I do not manage to find any relevant information about this subject, what is the best practice to include a text-to-speech engine inside rasa core ? I got my own TTS engine, I just want to switch between textual feedback to a synthesize one.

  • Should I implement this feature inside my action.py ?

  • Should I write my own dispatcher (via OutputChannel)?

Running into the same issue. Please let me know if you find any answer.
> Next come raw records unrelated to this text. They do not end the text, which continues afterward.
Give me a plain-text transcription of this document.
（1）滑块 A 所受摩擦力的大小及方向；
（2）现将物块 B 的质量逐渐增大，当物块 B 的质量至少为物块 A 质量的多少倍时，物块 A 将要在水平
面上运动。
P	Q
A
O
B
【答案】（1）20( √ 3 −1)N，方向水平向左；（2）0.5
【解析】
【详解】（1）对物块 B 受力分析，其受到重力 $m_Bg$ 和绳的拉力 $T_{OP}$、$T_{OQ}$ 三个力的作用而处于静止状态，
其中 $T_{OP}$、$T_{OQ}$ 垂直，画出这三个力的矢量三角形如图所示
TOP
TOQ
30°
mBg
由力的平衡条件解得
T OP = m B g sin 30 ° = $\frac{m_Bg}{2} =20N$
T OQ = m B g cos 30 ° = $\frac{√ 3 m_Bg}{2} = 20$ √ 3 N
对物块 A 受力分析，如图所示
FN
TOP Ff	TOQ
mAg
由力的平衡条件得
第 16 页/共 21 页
Thanks.

Sure, I’m currently back engineering the source code! I’ll let you know

Thanks for quick reply. Which technology are you using for TTS? Are there any open source tools for Text-To-Speech and Speech-To-Text? Thanks.
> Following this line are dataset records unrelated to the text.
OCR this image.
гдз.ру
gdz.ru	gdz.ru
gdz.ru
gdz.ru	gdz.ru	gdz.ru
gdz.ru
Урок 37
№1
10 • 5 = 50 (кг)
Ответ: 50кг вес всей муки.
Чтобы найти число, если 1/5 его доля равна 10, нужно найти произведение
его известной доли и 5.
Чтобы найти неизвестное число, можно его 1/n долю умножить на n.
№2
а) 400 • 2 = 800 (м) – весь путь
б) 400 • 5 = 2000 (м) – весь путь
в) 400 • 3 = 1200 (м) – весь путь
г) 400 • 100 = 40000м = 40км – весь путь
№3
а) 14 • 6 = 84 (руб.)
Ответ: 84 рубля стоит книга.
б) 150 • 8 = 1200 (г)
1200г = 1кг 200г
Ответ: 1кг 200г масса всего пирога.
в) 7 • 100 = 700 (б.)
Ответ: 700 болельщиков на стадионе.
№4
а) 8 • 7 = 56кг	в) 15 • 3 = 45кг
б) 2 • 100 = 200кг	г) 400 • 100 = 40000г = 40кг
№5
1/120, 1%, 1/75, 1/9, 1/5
There are several and they are getting better, but they don’t come close to Google quality yet.


  • For the ASR (speech-to-text) : Last summer, my job was to build an embedded speech recognizer that could run on a Jetson TX2 with realtime capability. My work was inspired by a mix of DeepSpeech (Mozilla) and Wave2letter (Facebook) architecture. If you are new to the subject, I suggest to use Keras as it has a “friendly” programming interface. There are several implementations of such architectures if you googleit!
  • For the TTS (text-to-speech) : I’m currently using a solution from a sister company called Acapela. If I had to build my own, the best implementation is called “Tacotron 2” from google. I think there are some implementation on github.



Thank you Asokolow. I’m pretty much new to ASR & TTS technologies. Will look into Keras & Tacotron 2. My requirment is to build a ChatBOT with speech cabalities which would need to be integrated into Angular 6 web application.

If your targeted application is web-based, I suggest to have a look at TensorflowJS instead of Keras! Tensorflow is a bit more complex than Keras but it is worth every penny (a.k.a time)!